Afghan Air Force Officer: “I hope one day all Afghan children wake up without bad things”

Afghan Air Force Maj. Hazim Amiri serves Afghanistan as the Kabul Air Wing Quick Reaction Force (QFR) commander. (NATO photo by Tech. Sgt. Nancy Kasberg)
15 Aug 2018

By: Jackie Faye, Resolute Support Public Affairs


KABUL, Afghanistan – He thinks he is 37 years old, like most Afghans he is not sure of his age, but he knows for a fact that he has been in the Afghan Air Force (AAF) for 12 years.


"We were born in the wartime and we will die in the wartime, unless we fight to change the future,” said Afghan Air Force Maj. Hazim Amiri.


Amiri grew up in Panjshir province but moved to Kabul when he joined the military. Today, Amiri works as the Kabul Air Wing Quick Reaction Force (QRF) commander. In his role, he directs the response to any immediate threat at the wing.


Amiri gives credit to his military career for changing his perspective on the world and enabling him to see the potential of his own country.


Early on in his career, he recalls an American airman named Lt. Col. Baker. Amiri was a student in Baker’s topography class and graduated as the top student, which earned him a slot to study English abroad.


Other Afghans joked with him that once he left Afghanistan he would not want to come back. Amiri would silence them stating he would always return to his homeland, but credits leaving to showing him exactly what he was fighting for.


"I want people in Afghanistan to be able to live like they do in other countries, without war, without any bad things,” said Amiri.


In 2010, Amiri spent 10 months in England. It was the first time he had been outside Afghanistan; more firsts would follow.  He was introduced to students from across the globe, many of them were women.

"Even though I have four boys, I saw how important education is for everyone, without education, improvement is impossible,” said Amiri.


When Amiri came back to Afghanistan he was a little more optimistic about his own future and the future of his beloved homeland.


Personal Fight


Amiri does not own a car. He says making money has never been part of his life plan, stating money without freedom is worthless.


He hopes one day that he will be rewarded for his dedication to country with rank.
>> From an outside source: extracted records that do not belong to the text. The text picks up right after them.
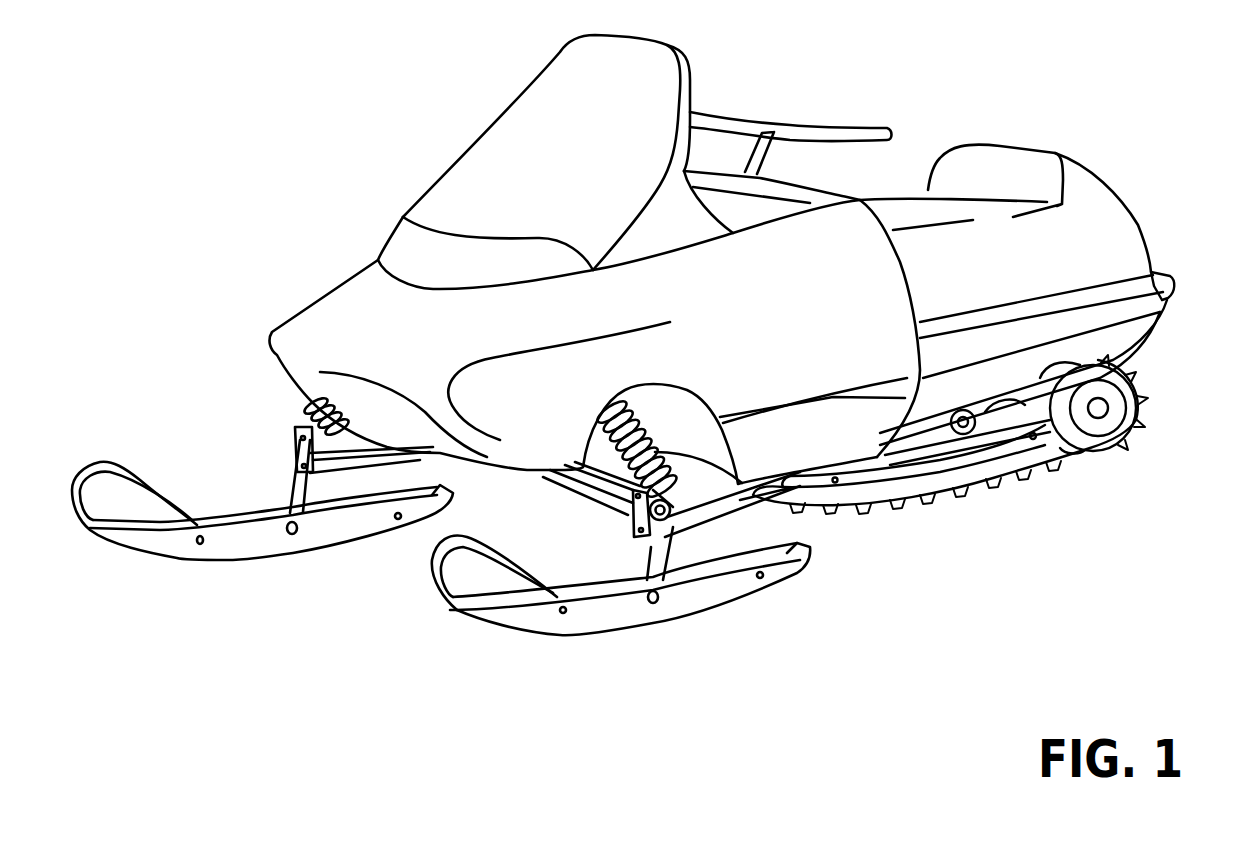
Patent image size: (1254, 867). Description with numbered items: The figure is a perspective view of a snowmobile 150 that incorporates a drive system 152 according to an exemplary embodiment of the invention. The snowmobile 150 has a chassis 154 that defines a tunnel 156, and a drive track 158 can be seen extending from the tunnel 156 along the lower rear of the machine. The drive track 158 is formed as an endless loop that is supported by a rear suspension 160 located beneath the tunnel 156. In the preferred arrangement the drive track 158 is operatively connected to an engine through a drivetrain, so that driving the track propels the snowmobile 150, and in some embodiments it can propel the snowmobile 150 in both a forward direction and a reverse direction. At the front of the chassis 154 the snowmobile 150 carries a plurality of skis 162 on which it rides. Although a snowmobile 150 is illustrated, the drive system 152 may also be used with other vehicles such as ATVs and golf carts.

The snowmobile 150 is at (662, 357).
The drive system 152 is at (827, 528).
The chassis 154 is at (1160, 322).
The tunnel 156 is at (1134, 342).
The drive track 158 is at (1063, 477).
The rear suspension 160 is at (905, 472).
The skis 162 is at (637, 623).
He dreams of becoming a general or chief of staff.


Over the past decade, he says he does not know why he has survived, and feels that leaves him a duty to continue fighting for peace in Afghanistan.


He recalls being part of the quick reaction force that arrived on the scene after a deadly shooting at the Afghan Air Force headquarters, April 2011, nine American trainers were shot and killed by an Afghan pilot.


Afghan army officers and soldiers ran out of the building, some even jumping out of windows to get away.


By the time Amiri and his team got there the gunman had already killed himself.


In 2014, Amiri was part of the team that stopped the Taliban from entering the Kabul Air Wing at the North Gate.


Then in January 2015, his team once again responded to an insider attack. This time on the airfield. Three Americans died and a fourth was wounded before the shooter was killed.


On a date he cannot even remember, he said he got in yet another gunfight with the Taliban at a building close to the airbase, but no one was injured.


Then, in May of this year, he led the quick reaction force when 10 ISIS-K gunmen and three suicide bombers tried to enter the Ministry of Interior.


But the attack that hits closest to home for Amiri is one that he could not respond to and it is the one he thinks of most often.


He smiles proudly when he speaks of his nephew, Jawad. As a Commando, Jawad was a member of the elite Afghan special forces when he was gunned down by the Taliban in Helmand in May of 2014. Amiri says he will not let his death go in vain.


"I hope one day all Afghan children wake up without any bad things,” said Amiri.


It is a hope that has inspired his whole family. Three of Amiri’s nephews followed in his footsteps, signing up for the Afghan National Defense and Security Forces. Two are battalion commanders and one, Jawad’s brother, serves as a company commander.


Established in 2015, Resolute Support (RS) is a NATO-led, non-combat mission to train, advise and assist the Afghan National Defense and Security Forces (ANDSF), who assumed nationwide responsibility for Afghanistan’s security following the conclusion of the previous NATO-led International Security Assistance Force (ISAF) mission.  Its purpose is to help the Afghan security forces and institutions develop the capacity to defend Afghanistan and protect its citizens in a sustainable manner.